Hablando sobre estos asuntos, en particular sobre la distancia que se le plantea a quien dice ser igualitarista y al mismo tiempo es rico, el filósofo español Manuel Arias Maldonado (cita frecuente en estas columnas) recuerda que “el igualitarista de inspiración marxista dirá que su empobrecimiento personal no sirve para modificar la estructura social que está en el origen de la desigualdad: la caridad del rico no sirve para acabar con el poder desigual de las distintas clases sociales”. Sin embargo, agrega, “lo mínimo que puede esperarse de un igualitarista es que honre su creencia. Por el contrario, si la única diferencia entre él y los demás está en aquello que dice, nada impide que lo tengamos por un simple ventajista que espera obtener réditos morales sin realizar sacrificios materiales”.

¿A qué salida recurre el igualitarista para no caer en esa trampa, en esa distancia que lo hace parecer un cínico, en alguien que proclama lo que luego no hace? Al mitigacionismo en lugar de prioritarismo, esto es, a que el asunto sea una cuestión de grado decreciente y no una cuestión de cero o cien. Y a que, sobre todo, sea un tema público. “Para el mitigacionista, será el Estado quien deba establecer a qué ritmo y mediante qué medios realizará ese objetivo; si el Estado fracasa o se demora, eso no es culpa del votante adinerado, que por lo tanto se conforma con una aspiración general hacia una mayor igualdad”, dice el filosofo español, y agrega que “lo ideal sería que su discurso se acomodase a tal creencia, pues solo así sería posible evitar por igual la incoherencia y la hipocresía. Pero no siempre será evitable: quien se profese partidario de una mayor igualdad y sin embargo tenga —un suponer— 15 pisos en propiedad estará asimismo incurriendo en una inconsistencia poco disimulable al acumular muchos más recursos de los que necesita para llevar una vida desahogada”.

Por eso, para Arias Maldonado, en este caso “lo moralmente valioso será aquello que los individuos hagan más allá de las leyes: de manera voluntaria.

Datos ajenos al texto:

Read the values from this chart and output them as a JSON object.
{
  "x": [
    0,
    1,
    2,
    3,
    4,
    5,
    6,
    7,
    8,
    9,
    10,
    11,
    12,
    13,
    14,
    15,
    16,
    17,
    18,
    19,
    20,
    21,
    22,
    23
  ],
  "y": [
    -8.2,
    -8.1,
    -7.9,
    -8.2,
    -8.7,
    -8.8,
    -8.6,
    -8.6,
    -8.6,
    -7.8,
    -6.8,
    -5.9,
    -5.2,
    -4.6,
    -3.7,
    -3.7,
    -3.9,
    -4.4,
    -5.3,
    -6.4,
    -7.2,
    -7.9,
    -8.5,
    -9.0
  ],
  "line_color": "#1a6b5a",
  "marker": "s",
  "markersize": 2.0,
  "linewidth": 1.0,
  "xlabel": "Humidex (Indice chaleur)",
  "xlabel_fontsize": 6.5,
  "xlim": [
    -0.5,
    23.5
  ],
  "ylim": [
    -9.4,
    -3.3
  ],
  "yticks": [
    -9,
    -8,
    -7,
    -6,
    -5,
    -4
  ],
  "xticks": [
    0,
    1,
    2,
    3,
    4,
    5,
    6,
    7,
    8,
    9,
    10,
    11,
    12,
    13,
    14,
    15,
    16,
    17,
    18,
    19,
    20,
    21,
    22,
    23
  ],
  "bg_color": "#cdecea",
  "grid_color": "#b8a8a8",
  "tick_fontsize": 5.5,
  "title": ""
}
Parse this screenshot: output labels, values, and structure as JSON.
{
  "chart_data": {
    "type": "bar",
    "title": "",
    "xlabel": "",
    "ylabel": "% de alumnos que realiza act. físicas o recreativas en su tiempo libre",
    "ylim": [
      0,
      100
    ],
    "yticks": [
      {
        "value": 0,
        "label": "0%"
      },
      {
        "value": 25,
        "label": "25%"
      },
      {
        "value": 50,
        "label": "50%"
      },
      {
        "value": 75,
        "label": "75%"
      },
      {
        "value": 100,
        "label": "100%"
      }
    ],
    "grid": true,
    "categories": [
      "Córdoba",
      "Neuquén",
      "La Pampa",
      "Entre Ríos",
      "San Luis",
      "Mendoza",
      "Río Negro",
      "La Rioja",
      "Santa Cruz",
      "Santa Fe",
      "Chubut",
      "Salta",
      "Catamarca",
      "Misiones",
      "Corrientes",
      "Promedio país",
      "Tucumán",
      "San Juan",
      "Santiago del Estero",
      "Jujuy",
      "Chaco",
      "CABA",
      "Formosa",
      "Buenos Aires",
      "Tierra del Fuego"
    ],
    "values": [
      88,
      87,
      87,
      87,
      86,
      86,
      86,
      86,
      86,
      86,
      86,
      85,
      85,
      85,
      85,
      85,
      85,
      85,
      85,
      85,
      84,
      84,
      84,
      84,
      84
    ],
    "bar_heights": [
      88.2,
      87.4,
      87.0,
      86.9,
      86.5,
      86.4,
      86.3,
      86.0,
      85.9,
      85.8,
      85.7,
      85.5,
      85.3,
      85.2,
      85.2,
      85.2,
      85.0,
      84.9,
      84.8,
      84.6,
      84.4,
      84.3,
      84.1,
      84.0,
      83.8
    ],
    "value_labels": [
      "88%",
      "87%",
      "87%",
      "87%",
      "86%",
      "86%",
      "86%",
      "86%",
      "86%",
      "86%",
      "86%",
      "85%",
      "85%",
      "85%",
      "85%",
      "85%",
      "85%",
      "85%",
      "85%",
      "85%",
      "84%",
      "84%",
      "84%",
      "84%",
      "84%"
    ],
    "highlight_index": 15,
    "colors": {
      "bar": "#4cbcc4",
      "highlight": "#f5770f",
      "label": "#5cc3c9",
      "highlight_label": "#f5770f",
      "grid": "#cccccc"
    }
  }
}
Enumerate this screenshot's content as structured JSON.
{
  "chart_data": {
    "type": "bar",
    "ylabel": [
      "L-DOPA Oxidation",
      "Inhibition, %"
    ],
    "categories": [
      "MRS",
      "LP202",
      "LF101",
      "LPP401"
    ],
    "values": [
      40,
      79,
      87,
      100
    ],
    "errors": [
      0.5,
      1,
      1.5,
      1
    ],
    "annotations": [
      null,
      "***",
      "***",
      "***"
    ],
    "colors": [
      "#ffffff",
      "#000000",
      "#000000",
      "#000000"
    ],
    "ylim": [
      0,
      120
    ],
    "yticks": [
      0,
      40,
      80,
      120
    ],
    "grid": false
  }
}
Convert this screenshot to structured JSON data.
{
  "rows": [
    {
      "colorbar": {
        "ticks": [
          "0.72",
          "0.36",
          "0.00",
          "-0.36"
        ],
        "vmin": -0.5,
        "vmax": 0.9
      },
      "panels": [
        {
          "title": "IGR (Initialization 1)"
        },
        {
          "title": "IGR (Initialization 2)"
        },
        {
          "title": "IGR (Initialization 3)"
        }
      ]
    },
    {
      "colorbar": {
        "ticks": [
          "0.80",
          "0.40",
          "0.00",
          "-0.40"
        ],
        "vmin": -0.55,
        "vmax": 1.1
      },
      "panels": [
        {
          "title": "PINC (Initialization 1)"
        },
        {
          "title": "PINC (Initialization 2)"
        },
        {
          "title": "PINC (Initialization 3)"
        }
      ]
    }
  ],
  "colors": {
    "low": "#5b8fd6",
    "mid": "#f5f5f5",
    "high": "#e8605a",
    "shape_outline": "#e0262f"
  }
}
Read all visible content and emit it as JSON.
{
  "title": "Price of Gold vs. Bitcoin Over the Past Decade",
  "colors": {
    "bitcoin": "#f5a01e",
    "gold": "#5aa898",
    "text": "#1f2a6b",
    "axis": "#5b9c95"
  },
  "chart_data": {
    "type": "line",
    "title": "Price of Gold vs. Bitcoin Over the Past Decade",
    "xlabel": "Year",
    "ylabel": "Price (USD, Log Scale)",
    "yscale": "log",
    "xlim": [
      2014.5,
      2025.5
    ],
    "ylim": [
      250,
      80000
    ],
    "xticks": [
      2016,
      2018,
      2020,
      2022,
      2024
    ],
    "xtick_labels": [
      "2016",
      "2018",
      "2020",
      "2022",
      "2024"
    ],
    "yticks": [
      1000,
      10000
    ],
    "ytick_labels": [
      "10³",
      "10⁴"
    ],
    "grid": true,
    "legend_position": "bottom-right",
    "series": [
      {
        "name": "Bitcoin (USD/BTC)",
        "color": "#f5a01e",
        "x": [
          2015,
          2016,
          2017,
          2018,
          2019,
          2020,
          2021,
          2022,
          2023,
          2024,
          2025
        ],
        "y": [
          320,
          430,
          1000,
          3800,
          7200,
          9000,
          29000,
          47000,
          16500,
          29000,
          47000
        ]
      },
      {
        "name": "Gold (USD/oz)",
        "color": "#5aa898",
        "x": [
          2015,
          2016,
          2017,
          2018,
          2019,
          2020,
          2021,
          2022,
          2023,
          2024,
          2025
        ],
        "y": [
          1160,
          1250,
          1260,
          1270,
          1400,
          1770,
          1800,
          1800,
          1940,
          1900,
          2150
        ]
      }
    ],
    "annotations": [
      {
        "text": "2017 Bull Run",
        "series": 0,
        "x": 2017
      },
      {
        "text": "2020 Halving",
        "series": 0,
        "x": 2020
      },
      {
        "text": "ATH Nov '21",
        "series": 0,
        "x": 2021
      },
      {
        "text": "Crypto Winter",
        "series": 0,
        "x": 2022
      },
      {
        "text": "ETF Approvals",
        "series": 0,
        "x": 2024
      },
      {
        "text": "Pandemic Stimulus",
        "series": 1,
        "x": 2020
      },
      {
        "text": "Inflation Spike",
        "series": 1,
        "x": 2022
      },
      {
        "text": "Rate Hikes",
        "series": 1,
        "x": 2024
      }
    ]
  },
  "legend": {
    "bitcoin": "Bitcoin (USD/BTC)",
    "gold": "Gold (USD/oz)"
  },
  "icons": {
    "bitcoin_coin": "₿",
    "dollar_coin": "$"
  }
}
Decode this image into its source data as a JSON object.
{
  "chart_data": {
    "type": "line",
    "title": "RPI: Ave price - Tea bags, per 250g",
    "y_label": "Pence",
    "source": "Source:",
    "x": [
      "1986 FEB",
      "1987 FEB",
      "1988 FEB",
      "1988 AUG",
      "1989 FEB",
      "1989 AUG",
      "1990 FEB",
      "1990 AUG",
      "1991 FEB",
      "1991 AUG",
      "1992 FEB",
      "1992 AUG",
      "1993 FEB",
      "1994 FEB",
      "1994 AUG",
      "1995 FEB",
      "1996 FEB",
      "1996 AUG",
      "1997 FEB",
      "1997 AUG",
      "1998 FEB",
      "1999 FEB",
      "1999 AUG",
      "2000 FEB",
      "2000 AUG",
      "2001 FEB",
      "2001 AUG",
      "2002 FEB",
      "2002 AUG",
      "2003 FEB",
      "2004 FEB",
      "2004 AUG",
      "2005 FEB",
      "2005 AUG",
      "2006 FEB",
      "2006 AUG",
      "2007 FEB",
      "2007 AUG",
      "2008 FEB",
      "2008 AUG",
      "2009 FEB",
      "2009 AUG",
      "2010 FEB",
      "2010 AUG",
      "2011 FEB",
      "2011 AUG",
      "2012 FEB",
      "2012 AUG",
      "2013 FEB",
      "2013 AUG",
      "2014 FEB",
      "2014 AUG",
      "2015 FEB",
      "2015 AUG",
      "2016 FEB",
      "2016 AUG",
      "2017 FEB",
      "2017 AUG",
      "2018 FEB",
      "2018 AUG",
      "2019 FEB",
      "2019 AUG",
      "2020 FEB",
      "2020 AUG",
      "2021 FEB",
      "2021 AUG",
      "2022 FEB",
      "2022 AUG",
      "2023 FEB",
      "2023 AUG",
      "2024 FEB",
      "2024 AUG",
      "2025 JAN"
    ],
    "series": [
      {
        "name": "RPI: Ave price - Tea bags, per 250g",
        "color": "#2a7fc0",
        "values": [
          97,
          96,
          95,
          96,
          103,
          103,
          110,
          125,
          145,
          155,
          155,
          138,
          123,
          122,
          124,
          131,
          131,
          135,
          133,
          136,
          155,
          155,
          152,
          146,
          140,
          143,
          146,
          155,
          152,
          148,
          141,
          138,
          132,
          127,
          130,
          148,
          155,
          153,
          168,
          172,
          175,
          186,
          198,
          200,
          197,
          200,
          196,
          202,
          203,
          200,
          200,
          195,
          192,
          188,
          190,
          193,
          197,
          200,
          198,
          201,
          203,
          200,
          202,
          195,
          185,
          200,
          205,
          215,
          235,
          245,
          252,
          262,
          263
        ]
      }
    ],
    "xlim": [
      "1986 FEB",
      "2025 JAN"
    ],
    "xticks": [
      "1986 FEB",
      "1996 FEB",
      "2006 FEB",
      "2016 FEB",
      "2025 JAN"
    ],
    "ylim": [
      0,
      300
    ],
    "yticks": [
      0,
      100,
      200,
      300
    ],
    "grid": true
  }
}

Y un igualitarista adinerado que no haga nada al margen de las leyes quizá no sea un hipócrita, aunque lo será si exige a los demás que hagan lo que él mismo no hace, pero difícilmente podrá postularse como un ejemplo moral”. El ejemplo que usa Arias Maldonado es el del “igualitarista rico”, pero esa distancia, la que va entre la práctica y el discurso, existe prácticamente en cada ámbito de nuestra vida en común: ocurre en el ejemplo del cantante de Jamiroquai, ocurre en quien firma proclamas ecologistas que obligarían a la sociedad a hacer determinados sacrificios en su comodidad y al mismo tiempo es incapaz de apagar el aire acondicionado durante los tres meses de verano.

La distancia entre el dicho y el hecho existe desde siempre y está muy extendida, pero resulta especialmente sangrante (incómoda, pesada, cargosa) cuando se plantea desde el altar de la superioridad moral. Cuando se señala con dedo acusador a todo aquel que no se pliegue a la demanda política propia, sea esta dicha en nombre de un colectivo o, peor aún, del “pueblo”, esa entidad brumosa que sirve para un roto y para un descosido, dependiendo de quien lo cite. Resulta especialmente molesta cuando se ejerce como “la exhibición pública de una presunta virtud moral que permite al individuo retratarse de manera favorable a ojos de los demás”, dice el filosofo español.

En realidad, quizá la existencia de esa distancia, que en tiempos recientes (y no tanto) se viste con la necesidad de proclamar la propia superioridad moral sin que eso tenga el menor costo individual (Jamoriquai again), nos esté hablando de la superficialidad de nuestras supuestamente firmes y profundas convicciones. Como concluye Arias Maldonado, “aspirar a la coherencia total es una vocación de fanáticos. Pero conformarse plácidamente con la incoherencia propia —beneficiándonos mientras tanto del lustre moral que proporciona un discurso de apariencia impecable— acaso tampoco sea mucho mejor”.